FAO’s work on food security and nutrition statistics focuses on producing key indicators for tracking progress on efforts to eliminate hunger and food insecurity, and promote better nutrition. FAO Statistics Division develops standards, methodologies and tools for generating and disseminating food security indicators and food and nutrient consumption statistics to enhance the capacity of national governments, and global and regional partners working closely with national governments to gather valuable evidence on food security and nutrition trends.
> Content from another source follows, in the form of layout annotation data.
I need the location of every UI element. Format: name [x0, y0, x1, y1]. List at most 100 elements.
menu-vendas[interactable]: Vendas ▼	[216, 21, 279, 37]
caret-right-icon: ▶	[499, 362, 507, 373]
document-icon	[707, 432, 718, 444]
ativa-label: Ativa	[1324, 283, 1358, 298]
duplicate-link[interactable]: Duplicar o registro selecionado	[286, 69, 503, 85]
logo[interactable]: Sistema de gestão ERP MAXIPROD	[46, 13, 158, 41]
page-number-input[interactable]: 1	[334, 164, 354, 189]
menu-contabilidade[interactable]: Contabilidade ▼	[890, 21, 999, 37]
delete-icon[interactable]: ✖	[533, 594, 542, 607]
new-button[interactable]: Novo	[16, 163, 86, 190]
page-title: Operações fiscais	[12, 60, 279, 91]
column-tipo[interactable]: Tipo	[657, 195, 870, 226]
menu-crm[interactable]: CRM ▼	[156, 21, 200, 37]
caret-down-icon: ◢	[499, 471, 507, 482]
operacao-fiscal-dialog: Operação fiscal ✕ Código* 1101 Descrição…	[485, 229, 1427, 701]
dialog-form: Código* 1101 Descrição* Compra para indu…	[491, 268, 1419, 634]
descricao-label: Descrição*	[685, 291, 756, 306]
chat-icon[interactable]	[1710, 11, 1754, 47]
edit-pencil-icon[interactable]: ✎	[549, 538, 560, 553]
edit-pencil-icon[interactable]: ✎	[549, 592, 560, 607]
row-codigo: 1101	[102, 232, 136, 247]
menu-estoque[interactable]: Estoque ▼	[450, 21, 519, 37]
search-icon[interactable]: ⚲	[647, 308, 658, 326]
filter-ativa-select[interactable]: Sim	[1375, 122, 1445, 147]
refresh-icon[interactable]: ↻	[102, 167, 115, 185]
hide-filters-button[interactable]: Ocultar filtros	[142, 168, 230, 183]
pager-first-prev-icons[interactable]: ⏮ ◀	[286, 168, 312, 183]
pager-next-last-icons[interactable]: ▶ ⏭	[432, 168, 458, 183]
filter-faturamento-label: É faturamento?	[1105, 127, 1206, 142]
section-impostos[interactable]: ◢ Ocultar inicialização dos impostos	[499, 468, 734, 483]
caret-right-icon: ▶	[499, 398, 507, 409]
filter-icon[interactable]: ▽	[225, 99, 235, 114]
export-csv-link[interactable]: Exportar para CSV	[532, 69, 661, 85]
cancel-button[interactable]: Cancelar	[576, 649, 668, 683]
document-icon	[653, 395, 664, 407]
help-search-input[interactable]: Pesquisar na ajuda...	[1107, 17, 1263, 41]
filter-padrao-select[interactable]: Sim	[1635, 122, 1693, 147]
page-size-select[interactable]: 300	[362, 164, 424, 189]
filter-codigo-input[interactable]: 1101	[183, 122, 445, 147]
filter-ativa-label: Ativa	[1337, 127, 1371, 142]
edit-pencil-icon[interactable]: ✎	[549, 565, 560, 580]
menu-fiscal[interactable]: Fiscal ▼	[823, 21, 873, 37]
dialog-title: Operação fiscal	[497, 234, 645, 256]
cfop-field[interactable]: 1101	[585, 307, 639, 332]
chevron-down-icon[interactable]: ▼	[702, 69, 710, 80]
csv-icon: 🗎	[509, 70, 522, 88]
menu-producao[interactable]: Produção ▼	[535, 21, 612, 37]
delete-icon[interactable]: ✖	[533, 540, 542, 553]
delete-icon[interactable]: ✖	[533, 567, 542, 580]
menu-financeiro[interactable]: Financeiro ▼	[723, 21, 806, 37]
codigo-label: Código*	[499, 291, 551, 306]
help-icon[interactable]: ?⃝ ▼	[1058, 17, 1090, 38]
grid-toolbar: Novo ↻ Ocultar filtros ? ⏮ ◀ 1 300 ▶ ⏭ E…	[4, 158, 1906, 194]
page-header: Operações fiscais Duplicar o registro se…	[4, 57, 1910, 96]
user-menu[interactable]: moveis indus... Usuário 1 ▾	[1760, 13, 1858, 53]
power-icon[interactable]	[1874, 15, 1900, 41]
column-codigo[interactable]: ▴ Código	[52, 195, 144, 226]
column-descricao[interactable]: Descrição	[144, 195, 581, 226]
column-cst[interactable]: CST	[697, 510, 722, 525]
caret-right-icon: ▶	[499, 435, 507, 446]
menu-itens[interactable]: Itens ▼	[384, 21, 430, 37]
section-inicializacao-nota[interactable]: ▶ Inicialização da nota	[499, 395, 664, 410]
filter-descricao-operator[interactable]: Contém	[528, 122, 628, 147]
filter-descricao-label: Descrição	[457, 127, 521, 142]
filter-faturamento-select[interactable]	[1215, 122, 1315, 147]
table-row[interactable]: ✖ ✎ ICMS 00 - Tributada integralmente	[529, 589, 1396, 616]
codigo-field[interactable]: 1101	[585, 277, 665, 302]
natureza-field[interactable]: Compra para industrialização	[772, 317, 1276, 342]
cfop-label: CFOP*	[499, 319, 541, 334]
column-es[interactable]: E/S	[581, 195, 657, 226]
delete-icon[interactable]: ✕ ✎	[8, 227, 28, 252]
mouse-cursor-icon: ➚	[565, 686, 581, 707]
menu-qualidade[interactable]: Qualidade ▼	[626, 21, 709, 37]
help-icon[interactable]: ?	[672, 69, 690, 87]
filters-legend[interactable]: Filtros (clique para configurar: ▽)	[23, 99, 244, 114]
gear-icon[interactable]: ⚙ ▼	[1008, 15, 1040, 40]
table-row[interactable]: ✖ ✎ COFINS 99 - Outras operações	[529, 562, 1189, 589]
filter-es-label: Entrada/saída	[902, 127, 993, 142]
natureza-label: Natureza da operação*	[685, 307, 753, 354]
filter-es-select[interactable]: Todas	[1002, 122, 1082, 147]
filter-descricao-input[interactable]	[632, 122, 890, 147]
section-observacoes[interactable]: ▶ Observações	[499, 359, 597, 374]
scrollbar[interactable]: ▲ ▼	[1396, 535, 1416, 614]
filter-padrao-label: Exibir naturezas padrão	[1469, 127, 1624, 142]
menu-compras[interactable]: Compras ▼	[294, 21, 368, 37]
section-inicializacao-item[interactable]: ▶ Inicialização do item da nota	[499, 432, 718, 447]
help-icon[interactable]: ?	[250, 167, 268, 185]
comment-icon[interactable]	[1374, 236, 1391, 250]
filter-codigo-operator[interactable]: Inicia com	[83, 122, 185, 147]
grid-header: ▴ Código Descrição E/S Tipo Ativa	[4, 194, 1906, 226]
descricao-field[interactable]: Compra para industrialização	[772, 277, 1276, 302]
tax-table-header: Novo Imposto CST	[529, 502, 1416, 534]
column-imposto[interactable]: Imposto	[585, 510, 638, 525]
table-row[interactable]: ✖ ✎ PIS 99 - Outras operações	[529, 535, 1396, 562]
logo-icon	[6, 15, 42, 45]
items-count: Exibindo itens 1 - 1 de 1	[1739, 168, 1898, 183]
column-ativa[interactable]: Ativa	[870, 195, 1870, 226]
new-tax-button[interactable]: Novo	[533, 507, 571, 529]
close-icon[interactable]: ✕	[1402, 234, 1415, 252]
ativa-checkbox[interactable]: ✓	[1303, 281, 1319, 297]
FAO is custodian agency of two SDG indicators:  the prevalence of undernourishment (PoU), which is FAO’s traditional indicator of chronic hunger (SDG indicator 2.1.1); and the prevalence of moderate or severe food insecurity, based on the Food Insecurity Experience Scale (FIES), which reflects FAO’s new approach to measuring different levels of food insecurity (SDG indicator 2.1.2). These indicators are updated yearly and published in The State of Food Security and Nutrition in the World, the most authoritative global report on progress towards ending hunger and malnutrition, produced jointly by FAO, the International Fund for Agricultural Development (IFAD), the United Nations Children's Fund (UNICEF), the World Food Programme (WFP) and the World Health Organization (WHO). The report provides the most up-to-date food security and nutrition indicators, with a focus on those that relate to SDG 2, “End hunger and achieve food security and improved nutrition.” The indicators are also publicly disseminated through such digital platforms as FAOSTAT and the United Nations Global Sustainable Development Goals database.

An important component of FAO’s work on food security statistics is the Voices of the Hungry Project. The project builds on more than 20 years of international research and practice with experience-based food security measurement, and is responsible for the development of the FIES methodology, which is the set of statistical methods needed to produce estimates of the prevalence of moderate or severe food insecurity that are comparable across countries.